Case Ater. Bullian (Patto): "La Regione Fvg cambi rotta sui requisiti"

Il consigliere regionale del Patto per l'Autonomia Enrico Bullian  [...]

Case Ater. Bullian (Patto): "La Regione Fvg cambi rotta sui requisiti"

"La Corte costituzionale con la sentenza 70/2026 appena depositata ha stabilito un fondamentale punto fermo: 'è irragionevole e in contrasto con il principio d'eguaglianza richiedere, per risultare assegnatari di un alloggio di edilizia sovvenzionata, la residenza pregressa e protratta nel territorio regionale'. Credo che questo pronunciamento faccia chiarezza, intervenendo probabilmente per la prima volta sul requisito di residenza ridotto a due anni". Lo afferma in una nota Enrico Bullian, consigliere regionale indipendente del Patto per l'Autonomia-Civica.  "Finora - evidenzia Bullian - le più note sentenze della Corte costituzionale sul punto intervenivano contro la norma bandiera leghista, già più volte demolita, dei 5 anni di residenza richiesti per accedere all'edilizia sovvenzionata e avevano riguardato le leggi regionali di Veneto, Lombardia e Marche. Vicersa, sulla legge regionale del Friuli Venezia Giulia la Consulta interviene anche su tempistiche di residenza che erano già state più che dimezzate a due anni". "Nell'odierna intervista, l'assessore regionale competente Cristina Amirante - spiega l'esponente di Centrosinista -, conferma che sono due anni che stanno lavorando a una nuova legge che abroghi la precedente Lr 1/2016. L'aspetto che non fa però emergere minimamente è che il disegno di legge che è appena stato presentato dalla Giunta regionale il 24 aprile 2026 contiene all'articolo 23 i requisiti minimi delle persone fisiche: quello sulla residenza è identico a quello appena dichiarato illegittimo dalla Corte costituzionale".

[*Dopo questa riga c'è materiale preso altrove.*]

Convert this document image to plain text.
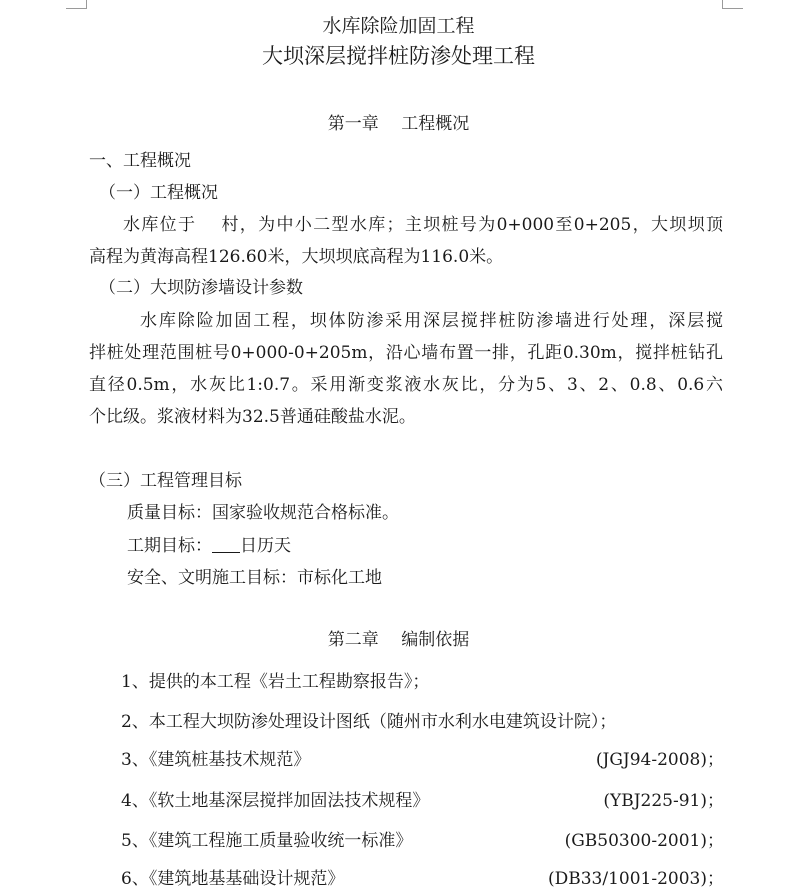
水库除险加固工程
大坝深层搅拌桩防渗处理工程
第一章　 工程概况
一、工程概况
（一）工程概况
水库位于　 村，为中小二型水库；主坝桩号为0+000至0+205，大坝坝顶
高程为黄海高程126.60米，大坝坝底高程为116.0米。
（二）大坝防渗墙设计参数
水库除险加固工程，坝体防渗采用深层搅拌桩防渗墙进行处理，深层搅
拌桩处理范围桩号0+000-0+205m，沿心墙布置一排，孔距0.30m，搅拌桩钻孔
直径0.5m，水灰比1:0.7。采用渐变浆液水灰比，分为5、3、2、0.8、0.6六
个比级。浆液材料为32.5普通硅酸盐水泥。
（三）工程管理目标
质量目标：国家验收规范合格标准。
工期目标： 日历天
安全、文明施工目标：市标化工地
第二章　 编制依据
1、提供的本工程《岩土工程勘察报告》；
2、本工程大坝防渗处理设计图纸（随州市水利水电建筑设计院）；
3、《建筑桩基技术规范》	(JGJ94-2008)；
4、《软土地基深层搅拌加固法技术规程》	(YBJ225-91)；
5、《建筑工程施工质量验收统一标准》	(GB50300-2001)；
6、《建筑地基基础设计规范》	(DB33/1001-2003)；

"Ciò significa - evidenzia il consigliere - che nella proposta della Giunta si riconferma la richiesta di due anni di residenza per l'accesso all'edilizia sovvenzionata, passaggio normativo che dovrà essere completamente riscritto alla luce dell'attuale sentenza della Corte Costituzionale". "Segnalo peraltro che - aggiunge Bullian -, per altre forme di edilizia come quella agevolata, permangono addirittura il requisito dei 5 anni sia nella legge regionale in vigore (1/2026) che nel disegno di legge della Giunta regionale (80/2026). Crediamo sia giunto il momento di superare anche questo paradosso, sul quale la Corte Costituzionale non si è ancora espressa". "Infatti - continua Bullian -, il disastroso bilancio demografico e le richieste di manodopera dal mondo produttivo (spesso accompagnate da una sempre maggiore disponibilità allo spostamento) rendono, oltre che ingiusto e incostituzionale, davvero inutile e persino dannoso il precedente approccio (limite pensato contro gli extracomunitari, ma poi applicabile perfino agli italiani residenti in altre Regioni) che auspico sia definitivamente superato con la prossima legge regionale sull'abitare.

"In definitiva, non c'è più degna conclusione su questo argomento che citare le parole dei giudici della Corte Costituzionale, che fanno emergere l'importanza e il significato concreto dell'articolo 3 della nostra Carta fondamentale: 'il requisito della pregressa e protratta residenza nel territorio regionale è intrinsecamente irragionevole, perché del tutto non correlato con la funzione propria dell'edilizia sociale; determina una ingiustificata diversità di trattamento tra persone che si trovano nelle medesime condizioni di fragilità; tradisce il dovere della Repubblica di rimuovere gli ostacoli di ordine economico e sociale, che, limitando di fatto la libertà e l'eguaglianza dei cittadini, impediscono il pieno sviluppo della persona umana' ", conclude Bullian.